Je me suis baissée pour éteindre le téléphone de mon mari endormi, celui qu’il avait choisi pour nos vacances, avant d’aller nous coucher. Le téléphone s’était déverrouillé par inadvertance, et ce que j’ai vu à l’écran m’a véritablement horrifiée.
Je suis rentrée après une journée de travail exténuante. D’une main, je portais un sac de courses, de l’autre, des médicaments. L’hôpital était dans un chaos total aujourd’hui ; je ne rêvais que d’une douche et d’un peu de calme.

À la maison, tout était comme d’habitude. La vaisselle s’entassait dans l’évier, des objets traînaient partout, mon mari était sur le canapé avec son téléphone. Je lui ai proposé de choisir le voyage ensemble, mais il a décliné, disant qu’il regarderait tout lui-même. Je n’ai pas insisté, même si la colère commençait à monter en moi. Depuis longtemps, nous vivions plus comme des voisins que comme un couple.
Le soir, il est allé se coucher avant moi. Je suis restée longtemps assise dans la cuisine, pensant que nous n’avions pas besoin de ces vacances pour la mer, mais pour nous-mêmes. Nous avions presque cessé de nous parler.
Au cours de la nuit, je me suis réveillée dans un silence étrange. La pièce était plongée dans le noir ; seul l’écran du téléphone brillait d’une faible lueur bleue. Mon mari dormait sur le côté, le téléphone à côté de lui, comme s’il lui avait échappé des mains.
Je me suis baissée pour l’éteindre afin que la lumière ne m’éblouisse pas. Le téléphone s’était déverrouillé par inadvertance, et aucune page d’offres de voyage ne s’affichait.
Ce que j’ai vu là-bas a été un véritable choc pour moi.
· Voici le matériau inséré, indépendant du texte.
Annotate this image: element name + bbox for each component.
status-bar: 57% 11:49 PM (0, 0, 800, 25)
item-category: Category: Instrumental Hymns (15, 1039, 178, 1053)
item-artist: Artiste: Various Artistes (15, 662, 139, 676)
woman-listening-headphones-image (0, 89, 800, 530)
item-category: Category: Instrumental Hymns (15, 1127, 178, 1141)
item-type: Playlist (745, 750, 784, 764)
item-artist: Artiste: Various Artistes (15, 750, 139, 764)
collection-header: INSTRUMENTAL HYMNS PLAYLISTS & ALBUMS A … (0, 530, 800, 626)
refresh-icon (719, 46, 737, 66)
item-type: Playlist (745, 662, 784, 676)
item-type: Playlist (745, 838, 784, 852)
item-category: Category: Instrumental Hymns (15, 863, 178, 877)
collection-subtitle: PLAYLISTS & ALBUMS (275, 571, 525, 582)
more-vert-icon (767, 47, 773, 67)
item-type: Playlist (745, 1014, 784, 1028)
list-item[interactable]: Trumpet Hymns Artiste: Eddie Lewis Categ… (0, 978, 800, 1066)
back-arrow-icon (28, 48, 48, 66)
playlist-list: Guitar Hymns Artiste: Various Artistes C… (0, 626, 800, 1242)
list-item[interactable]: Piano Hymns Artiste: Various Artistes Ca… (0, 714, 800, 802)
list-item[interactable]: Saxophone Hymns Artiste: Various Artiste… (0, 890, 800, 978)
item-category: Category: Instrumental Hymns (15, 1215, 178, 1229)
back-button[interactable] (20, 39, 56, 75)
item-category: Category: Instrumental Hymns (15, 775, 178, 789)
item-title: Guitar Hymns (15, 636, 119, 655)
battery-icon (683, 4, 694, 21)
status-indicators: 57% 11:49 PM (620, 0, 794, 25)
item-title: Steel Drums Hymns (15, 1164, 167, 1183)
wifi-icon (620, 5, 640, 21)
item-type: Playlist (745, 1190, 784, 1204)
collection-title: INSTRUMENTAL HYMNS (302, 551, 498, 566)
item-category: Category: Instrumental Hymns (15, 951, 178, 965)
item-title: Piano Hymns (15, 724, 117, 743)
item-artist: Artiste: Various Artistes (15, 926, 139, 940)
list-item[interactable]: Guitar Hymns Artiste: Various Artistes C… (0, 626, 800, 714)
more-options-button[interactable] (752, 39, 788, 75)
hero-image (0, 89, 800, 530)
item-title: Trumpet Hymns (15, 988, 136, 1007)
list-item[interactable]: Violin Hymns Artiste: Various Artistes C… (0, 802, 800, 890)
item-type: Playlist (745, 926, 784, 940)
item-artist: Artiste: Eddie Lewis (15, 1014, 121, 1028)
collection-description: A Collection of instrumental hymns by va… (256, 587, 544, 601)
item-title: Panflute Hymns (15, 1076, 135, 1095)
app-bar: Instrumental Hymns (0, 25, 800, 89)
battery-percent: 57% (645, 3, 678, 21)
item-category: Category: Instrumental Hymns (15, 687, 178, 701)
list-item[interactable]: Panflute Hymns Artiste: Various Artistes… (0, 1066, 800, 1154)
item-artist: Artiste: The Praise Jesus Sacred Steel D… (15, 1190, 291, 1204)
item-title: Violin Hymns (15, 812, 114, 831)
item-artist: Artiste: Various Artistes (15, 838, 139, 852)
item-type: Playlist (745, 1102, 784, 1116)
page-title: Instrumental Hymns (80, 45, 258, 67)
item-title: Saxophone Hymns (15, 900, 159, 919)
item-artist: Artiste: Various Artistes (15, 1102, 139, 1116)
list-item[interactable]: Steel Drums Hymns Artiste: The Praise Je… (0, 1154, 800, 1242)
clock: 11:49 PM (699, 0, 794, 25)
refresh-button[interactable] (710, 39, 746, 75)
J’ai d’abord vu le site web d’une compagnie d’assurance. Une police, souscrite à mon nom. Le montant était si élevé que j’en avais la gorge sèche. Date d’émission : une semaine auparavant.
J’ai continué à faire défiler la page. Dans l’historique de recherche, une requête : « Accident avec indemnisation d’assurance ».
Un frisson m’a parcourue.
J’ai ouvert l’onglet des billets. Deux billets aller. Un seul retour. Et ce billet était au nom de mon mari.
Je me suis levée, penchée au-dessus du lit, observant l’homme endormi avec qui je vivais depuis tant d’années. Une image s’est lentement formée dans mon esprit. Il avait tout planifié. Les vacances, l’assurance, le fait qu’il n’y avait pas de billet retour pour moi.
Ce n’étaient pas des vacances. C’était un plan. Et j’ai immédiatement compris qu’il comptait se débarrasser de moi.
J’ai posé mon téléphone et me suis allongée près de lui. Il respirait calmement, ignorant tout de ce que je savais.
Le lendemain matin, j’ai fait comme si de rien n’était. J’ai souri, nous avons parlé de l’hôtel et je lui ai demandé quels maillots de bain emporter. Il était satisfait de lui-même, pensant que tout se déroulait comme prévu.

Mais pendant ma pause déjeuner, je suis allée à la compagnie d’assurance et j’ai fait résilier le contrat. Ensuite, j’ai contacté un avocat. J’avais déjà toutes les captures d’écran : l’historique de recherche, les contraventions, les données.
Et ce soir-là, quand mon mari est rentré, des policiers l’attendaient déjà. Je n’ai pas fait d’esclandre. Je leur ai simplement montré les preuves.
Il avait planifié un « accident ». Et il était poursuivi au pénal.
Et les vacances ont bien eu lieu. J’y suis juste allée seule.